-
-
Notifications
You must be signed in to change notification settings - Fork 1.7k
Description
sort: scientific notation with sign is incorrectly parsed in general numeric sort
Component
sort
Description
GNU sort correctly parses scientific notation like "1e-5" (which equals 0.00001) in general numeric sort mode (-g). It uses the C standard library function strtold which handles scientific notation properly.

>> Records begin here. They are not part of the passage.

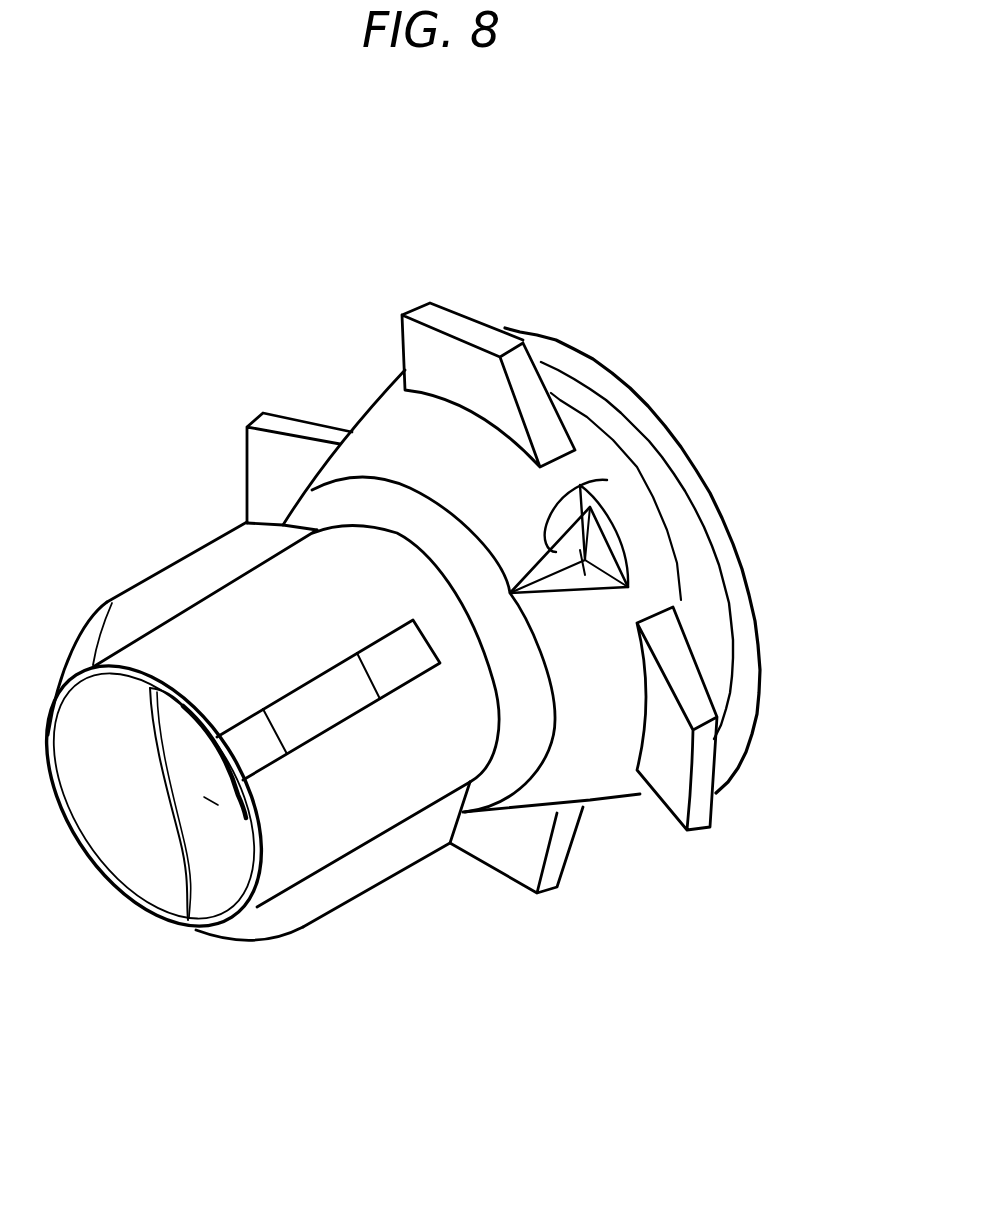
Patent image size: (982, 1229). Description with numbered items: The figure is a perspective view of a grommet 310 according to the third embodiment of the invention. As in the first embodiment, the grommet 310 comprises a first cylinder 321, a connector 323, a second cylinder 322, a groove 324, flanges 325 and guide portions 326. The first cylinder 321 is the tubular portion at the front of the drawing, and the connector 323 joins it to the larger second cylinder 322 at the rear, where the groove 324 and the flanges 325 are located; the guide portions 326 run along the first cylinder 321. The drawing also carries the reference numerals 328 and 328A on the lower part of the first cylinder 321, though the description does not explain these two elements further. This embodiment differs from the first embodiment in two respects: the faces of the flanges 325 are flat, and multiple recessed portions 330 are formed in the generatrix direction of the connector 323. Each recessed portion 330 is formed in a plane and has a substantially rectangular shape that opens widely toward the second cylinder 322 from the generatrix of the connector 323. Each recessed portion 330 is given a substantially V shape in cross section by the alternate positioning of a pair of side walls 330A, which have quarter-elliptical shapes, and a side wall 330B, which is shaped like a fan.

The grommet 310 is at (135, 388).
The first cylinder 321 is at (176, 530).
The second cylinder 322 is at (559, 296).
The connector 323 is at (390, 433).
The groove 324 is at (612, 457).
The flanges 325 is at (469, 316).
The guide portions 326 is at (167, 597).
The lower wall 328 is at (340, 833).
The inner bore edge 328A is at (212, 800).
The recessed portions 330 is at (612, 548).
The side walls 330A is at (603, 530).
The side wall 330B is at (625, 603).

In GNU sort, strtold is used to parse general numeric values.
static int
general_numcompare (char const *sa, char const *sb)
{
char *ea;
char *eb;
long double a = strtold (sa, &ea);
long double b = strtold (sb, &eb);
...
}However, in uutils sort, there is an off-by-one error in get_leading_gen when checking for a digit after the exponent sign.
if let Some(&(_, &next_char)) = char_indices.peek() {
if (next_char == b'+' || next_char == b'-')
&& matches!(
char_indices.peek_nth(2), // should be peek_nth(1)
Some((_, c)) if c.is_ascii_digit()
)
{
// Consume the sign. The following digits will be consumed by the main loop.
char_indices.next();
had_e_notation = true;
continue;
}
if next_char.is_ascii_digit() {
had_e_notation = true;
continue;
}
}For "1e-5", when processing 'e', peek() (equivalent to peek_nth(0)) returns '-'. The code should use peek_nth(1) to check the next character '5', but it incorrectly uses peek_nth(2) which returns None. As a result, the exponent is not recognized and the number is parsed incorrectly.
Test / Reproduction Steps
# GNU
$ printf '1\n1e-5' | sort -g
1e-5
1
# uutils
$ printf '1\n1e-5' | coreutils sort -g
1
1e-5Impact
Scientific notation with signed exponents is incorrectly parsed and causes wrong sort order for numeric data.
Recommendations
Change peek_nth(2) to peek_nth(1) to correctly check the digit after the exponent sign.